O caso da ajuda externa chinesa

Estudos recentes sugerem que a ajuda chinesa ao desenvolvimento é um raro exemplo de ajuda que beneficia de forma sistemática e significativa os países beneficiários.

8 de novembro de 2021

NANCY QIAN, do Project Syndicate

CHICAGO – Desde 2000, a China gastou US $ 843 bilhões em ajuda bilateral. Isso é cerca de US $ 39,5 bilhões por ano, valor semelhante ao fornecido pelos Estados Unidos, maior doador mundial de ajuda externa. Embora as definições de ajuda externa dos dois países sejam diferentes, ninguém contesta o fato de que a China – que nas últimas duas décadas financiou 13.427 projetos de ajuda bilateral em 165 países – é o maior novo ator neste domínio. Além disso, pesquisas recentes estão desafiando a visão frequentemente negativa de observadores externos sobre os esquemas de desenvolvimento do país no exterior.

Os críticos acusam a China de usar a ajuda para promover objetivos geopolíticos, em vez de ajudar os pobres do mundo, e destacam os danos que essa assistência pode causar aos países beneficiários. Essas críticas são dirigidas a toda ajuda externa. Mas, à primeira vista, a variedade da China parece particularmente pouco promissora, mesmo para os padrões dos céticos da ajuda.

Para começar, o fato de que mais de 300 instituições governamentais e empresas estatais chinesas financiaram os mais de 13.000 projetos do país, com pouco envolvimento de entidades privadas, apóia as suspeitas de que o Estado chinês está usando a ajuda como ferramenta política. E, ao contrário de outros grandes doadores, a China não condiciona a sua ajuda ao desenvolvimento às instituições ou políticas dos países beneficiários. Isso aumenta ainda mais a preocupação de que a ajuda chinesa seja mal direcionada e deixe de cumprir o propósito nominal da ajuda externa de promover o desenvolvimento econômico sustentável nos países pobres.

O modo de entrega da ajuda chinesa também é incomum.
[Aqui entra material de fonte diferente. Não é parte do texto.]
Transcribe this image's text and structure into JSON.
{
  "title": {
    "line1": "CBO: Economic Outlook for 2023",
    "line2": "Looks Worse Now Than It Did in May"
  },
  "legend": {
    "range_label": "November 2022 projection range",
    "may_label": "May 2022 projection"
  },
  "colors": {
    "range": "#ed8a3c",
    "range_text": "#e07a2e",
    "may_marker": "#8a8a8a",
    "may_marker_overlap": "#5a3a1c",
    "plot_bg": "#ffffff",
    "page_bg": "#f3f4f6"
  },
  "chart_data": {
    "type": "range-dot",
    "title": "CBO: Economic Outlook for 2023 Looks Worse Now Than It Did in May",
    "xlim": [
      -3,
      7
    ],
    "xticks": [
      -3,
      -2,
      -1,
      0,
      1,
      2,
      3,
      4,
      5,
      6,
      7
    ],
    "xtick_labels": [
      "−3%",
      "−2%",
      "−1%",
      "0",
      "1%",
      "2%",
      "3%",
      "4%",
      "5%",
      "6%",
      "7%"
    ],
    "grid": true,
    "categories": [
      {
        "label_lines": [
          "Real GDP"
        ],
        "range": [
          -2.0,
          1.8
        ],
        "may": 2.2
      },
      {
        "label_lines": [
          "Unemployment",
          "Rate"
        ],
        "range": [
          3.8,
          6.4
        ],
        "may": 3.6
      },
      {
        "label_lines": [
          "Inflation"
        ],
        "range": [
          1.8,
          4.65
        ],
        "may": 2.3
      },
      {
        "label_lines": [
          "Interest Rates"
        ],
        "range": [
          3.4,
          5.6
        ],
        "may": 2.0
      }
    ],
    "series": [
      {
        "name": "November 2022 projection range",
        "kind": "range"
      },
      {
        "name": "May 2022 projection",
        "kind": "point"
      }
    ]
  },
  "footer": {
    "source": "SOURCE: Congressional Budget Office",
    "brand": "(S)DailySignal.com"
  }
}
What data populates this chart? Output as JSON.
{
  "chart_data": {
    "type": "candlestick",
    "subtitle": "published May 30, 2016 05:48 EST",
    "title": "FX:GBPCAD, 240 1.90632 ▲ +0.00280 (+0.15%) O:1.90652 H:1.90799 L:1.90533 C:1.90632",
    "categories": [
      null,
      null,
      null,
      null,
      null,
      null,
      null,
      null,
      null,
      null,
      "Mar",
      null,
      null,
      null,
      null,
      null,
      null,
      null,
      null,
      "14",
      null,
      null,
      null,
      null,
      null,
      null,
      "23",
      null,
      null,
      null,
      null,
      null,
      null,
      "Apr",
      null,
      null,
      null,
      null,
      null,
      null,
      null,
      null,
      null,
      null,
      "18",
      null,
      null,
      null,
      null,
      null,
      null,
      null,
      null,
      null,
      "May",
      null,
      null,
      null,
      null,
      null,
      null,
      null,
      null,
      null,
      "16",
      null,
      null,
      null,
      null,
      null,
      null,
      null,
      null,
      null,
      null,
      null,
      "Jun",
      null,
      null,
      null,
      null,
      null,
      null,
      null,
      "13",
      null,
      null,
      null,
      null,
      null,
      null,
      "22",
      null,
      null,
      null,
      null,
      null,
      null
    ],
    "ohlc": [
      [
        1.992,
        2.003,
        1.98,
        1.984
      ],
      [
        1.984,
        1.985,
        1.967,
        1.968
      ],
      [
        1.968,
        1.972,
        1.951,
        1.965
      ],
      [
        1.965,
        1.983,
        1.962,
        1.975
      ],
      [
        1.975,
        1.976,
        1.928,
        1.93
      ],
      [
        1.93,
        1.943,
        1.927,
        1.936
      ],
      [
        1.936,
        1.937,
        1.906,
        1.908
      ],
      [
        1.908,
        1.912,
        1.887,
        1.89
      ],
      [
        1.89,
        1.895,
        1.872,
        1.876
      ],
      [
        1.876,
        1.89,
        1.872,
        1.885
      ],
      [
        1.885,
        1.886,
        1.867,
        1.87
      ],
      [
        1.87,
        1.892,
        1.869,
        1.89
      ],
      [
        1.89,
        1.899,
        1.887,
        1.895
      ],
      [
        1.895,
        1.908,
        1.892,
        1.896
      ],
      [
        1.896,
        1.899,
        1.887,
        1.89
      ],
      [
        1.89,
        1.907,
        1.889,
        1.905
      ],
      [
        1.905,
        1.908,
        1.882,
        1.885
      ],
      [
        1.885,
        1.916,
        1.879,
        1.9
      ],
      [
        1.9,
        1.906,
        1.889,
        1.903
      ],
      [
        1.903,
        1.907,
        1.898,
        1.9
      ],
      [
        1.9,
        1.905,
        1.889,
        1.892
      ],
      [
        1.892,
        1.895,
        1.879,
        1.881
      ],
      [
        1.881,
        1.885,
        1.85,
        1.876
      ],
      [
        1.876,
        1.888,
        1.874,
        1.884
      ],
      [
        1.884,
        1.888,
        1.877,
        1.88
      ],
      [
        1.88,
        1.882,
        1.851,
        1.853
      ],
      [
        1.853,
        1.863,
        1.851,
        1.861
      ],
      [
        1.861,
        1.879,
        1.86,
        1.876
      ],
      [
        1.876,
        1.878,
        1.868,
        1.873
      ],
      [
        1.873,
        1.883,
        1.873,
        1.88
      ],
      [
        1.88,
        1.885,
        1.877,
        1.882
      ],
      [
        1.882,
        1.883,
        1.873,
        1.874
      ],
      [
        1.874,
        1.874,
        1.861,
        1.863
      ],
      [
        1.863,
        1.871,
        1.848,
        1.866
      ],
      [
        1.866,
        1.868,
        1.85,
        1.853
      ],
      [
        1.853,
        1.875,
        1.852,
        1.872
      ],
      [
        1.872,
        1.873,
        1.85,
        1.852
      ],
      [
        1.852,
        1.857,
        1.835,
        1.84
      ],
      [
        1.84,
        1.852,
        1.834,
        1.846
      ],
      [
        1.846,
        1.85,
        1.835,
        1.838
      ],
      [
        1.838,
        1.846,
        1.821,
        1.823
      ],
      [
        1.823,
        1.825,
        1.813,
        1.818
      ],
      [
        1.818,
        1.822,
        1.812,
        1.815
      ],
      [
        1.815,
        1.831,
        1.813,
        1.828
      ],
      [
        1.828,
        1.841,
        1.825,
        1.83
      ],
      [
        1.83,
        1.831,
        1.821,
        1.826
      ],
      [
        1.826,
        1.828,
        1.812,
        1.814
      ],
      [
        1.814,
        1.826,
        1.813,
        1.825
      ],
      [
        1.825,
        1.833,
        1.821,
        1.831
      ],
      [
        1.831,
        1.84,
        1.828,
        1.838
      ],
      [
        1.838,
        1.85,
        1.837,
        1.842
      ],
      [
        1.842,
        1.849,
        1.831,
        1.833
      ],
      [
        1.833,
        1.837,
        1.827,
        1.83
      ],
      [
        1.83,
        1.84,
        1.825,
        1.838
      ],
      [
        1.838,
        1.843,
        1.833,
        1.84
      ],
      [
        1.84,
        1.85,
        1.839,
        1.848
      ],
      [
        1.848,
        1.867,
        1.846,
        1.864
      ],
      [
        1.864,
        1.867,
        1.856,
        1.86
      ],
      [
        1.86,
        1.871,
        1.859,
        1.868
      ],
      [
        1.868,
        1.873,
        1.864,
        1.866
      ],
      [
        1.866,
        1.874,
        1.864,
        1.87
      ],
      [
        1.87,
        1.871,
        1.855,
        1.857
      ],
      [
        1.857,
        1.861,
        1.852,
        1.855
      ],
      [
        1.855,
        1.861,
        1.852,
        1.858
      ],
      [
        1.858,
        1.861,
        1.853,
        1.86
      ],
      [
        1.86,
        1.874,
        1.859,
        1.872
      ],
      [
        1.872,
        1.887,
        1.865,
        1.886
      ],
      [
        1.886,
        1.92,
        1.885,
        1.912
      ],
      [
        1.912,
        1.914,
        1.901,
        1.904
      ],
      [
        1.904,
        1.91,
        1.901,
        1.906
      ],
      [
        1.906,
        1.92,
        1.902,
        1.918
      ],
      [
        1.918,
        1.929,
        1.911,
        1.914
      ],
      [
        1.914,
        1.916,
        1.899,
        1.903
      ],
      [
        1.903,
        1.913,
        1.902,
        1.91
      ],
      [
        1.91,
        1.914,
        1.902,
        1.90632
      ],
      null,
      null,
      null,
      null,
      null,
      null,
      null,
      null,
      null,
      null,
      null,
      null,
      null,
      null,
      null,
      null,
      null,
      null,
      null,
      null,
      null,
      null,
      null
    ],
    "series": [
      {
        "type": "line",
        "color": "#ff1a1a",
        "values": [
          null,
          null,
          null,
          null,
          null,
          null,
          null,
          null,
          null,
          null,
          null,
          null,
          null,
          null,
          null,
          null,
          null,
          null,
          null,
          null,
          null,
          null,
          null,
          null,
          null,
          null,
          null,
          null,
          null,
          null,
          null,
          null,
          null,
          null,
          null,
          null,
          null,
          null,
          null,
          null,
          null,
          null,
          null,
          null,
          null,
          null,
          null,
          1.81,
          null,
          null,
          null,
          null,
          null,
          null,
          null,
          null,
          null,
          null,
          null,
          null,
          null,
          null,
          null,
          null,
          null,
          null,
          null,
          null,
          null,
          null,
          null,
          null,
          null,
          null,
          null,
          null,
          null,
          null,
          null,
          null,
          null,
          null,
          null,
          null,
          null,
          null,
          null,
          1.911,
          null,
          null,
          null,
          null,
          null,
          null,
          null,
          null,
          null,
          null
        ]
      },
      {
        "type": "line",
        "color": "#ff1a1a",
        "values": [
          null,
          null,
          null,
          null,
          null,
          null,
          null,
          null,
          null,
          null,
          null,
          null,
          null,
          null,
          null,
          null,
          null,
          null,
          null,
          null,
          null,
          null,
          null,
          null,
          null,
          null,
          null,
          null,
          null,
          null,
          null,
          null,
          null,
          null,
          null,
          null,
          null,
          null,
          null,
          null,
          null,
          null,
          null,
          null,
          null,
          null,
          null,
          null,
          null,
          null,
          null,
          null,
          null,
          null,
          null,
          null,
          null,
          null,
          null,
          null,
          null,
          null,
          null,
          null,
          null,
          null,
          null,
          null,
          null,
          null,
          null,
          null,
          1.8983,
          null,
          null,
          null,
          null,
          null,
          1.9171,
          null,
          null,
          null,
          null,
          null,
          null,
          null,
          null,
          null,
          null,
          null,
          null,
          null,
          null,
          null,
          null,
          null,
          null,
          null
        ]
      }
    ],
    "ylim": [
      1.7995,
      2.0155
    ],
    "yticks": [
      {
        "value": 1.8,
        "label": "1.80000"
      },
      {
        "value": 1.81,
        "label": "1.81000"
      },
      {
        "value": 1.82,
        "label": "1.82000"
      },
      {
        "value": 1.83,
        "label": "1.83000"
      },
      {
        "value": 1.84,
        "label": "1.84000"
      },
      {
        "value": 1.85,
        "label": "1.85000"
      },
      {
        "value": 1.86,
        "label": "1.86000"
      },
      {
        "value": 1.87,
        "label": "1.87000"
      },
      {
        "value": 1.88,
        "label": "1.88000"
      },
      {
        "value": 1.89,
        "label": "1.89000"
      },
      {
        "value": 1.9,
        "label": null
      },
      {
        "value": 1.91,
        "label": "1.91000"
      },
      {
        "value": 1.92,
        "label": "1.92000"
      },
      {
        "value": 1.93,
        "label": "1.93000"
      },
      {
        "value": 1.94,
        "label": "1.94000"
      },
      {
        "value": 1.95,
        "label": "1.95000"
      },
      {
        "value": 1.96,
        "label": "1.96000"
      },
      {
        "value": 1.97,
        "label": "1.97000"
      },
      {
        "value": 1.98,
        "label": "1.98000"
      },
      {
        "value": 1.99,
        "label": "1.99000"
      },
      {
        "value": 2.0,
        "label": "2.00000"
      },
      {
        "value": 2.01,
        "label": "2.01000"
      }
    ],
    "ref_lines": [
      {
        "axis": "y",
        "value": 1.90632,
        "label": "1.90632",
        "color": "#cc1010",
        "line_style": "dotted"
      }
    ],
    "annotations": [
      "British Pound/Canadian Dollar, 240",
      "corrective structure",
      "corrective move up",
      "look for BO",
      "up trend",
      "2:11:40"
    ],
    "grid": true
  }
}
A China normalmente fornece financiamento para o desenvolvimento na forma de empréstimos, a taxas de juros altamente subsidiadas ou de mercado, para grandes projetos de infraestrutura. Os contratos geralmente estipulam que o país destinatário deve gastar uma grande parte do dinheiro com uma determinada empresa chinesa, que fornece todos os materiais e mão de obra necessários para concluir o projeto.

Não é de surpreender que os países receptores se preocupem com sua dívida crescente com a China. Enquanto isso, afirmam os críticos, os benefícios da ajuda chinesa não são claros. Importar trabalhadores chineses para realizar projetos pode limitar a capacitação nos países destinatários e até mesmo colocar pressão para baixo nos salários dos trabalhadores locais.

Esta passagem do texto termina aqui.